Nell’avviso di chiusura indagini sono 20 i capi d’imputazione complessivi ipotizzati dai magistrati perugini. Una lunga sequela di omissioni e falsi che avrebbero esposto la Shalabayeva al “concreto rischio di subire violazioni dei diritti umani”. “Mediante le rispettive, consapevoli condotte commissive ed omissive”, sostengono i pm, poliziotti e funzionari kazaki, con il concorso del giudice di pace, avrebbero “privato della libertà personale” la donna, consentendo il suo trattenimento e conducendo la piccola Alua dalla villa di Casal Palocco all’aeroporto di Ciampino “con l’inganno”, sostenendo che l’avrebbero portata in questura per farle incontrare la madre. Ma non solo: una volta in aeroporto, Shalabayeva e la figlia sono state imbarcate sull’aereo noleggiato dall’ambasciata kazaka “contro la loro volontà e nonostante Shalabayeva avesse in più occasioni richiesto asilo e rappresentato lo status di rifugiato del marito e il pericolo per la propria incolumità in caso di rimpatrio forzato”.
 Un’operazione che già la Cassazione, nel luglio del 2014, aveva bollato come viziata “da manifesta illegittimità originaria”: “la contrazione dei tempi del rimpatrio e lo stato di detenzione e sostanziale isolamento della donna, dall’ irruzione alla partenza hanno determinato un irreparabile vulnus al diritto di richiedere asilo e di esercitare adeguatamente il diritto di difesa”.
 Quanto esplose il caso, l’affaire Shalabayeva sfiorò l’allora ministro dell’Interno Angelino Alfano e costò il posto al capo di gabinetto del Viminale, il prefetto Giuseppe Procaccini e il pensionamento anticipato del capo della segreteria del Dipartimento della Pubblica Sicurezza Valeri.

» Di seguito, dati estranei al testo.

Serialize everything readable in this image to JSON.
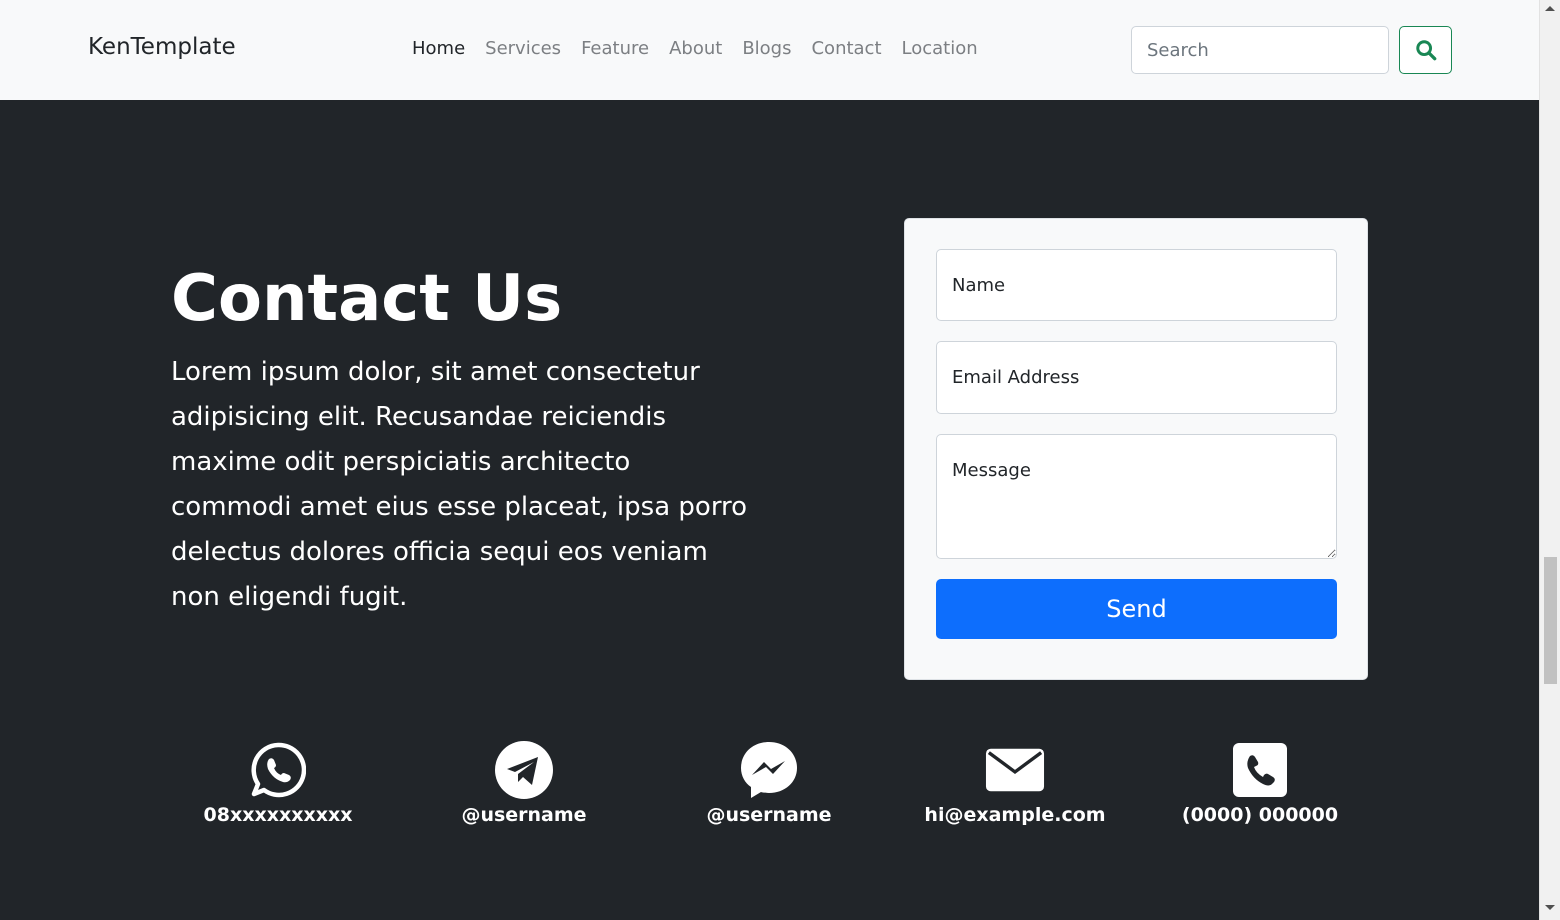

 I due, sentiti a Perugia, hanno messo a verbale che il ministro fu informato del blitz nella villa di Casalpalocco, per catturare il dissidente Ablyazov e nulla gli fu detto del fatto che quell’operazione portò invece al fermo della moglie e della figlia e alla successiva espulsione, poiché entrambi non sapevano nulla della piega presa dalla vicenda.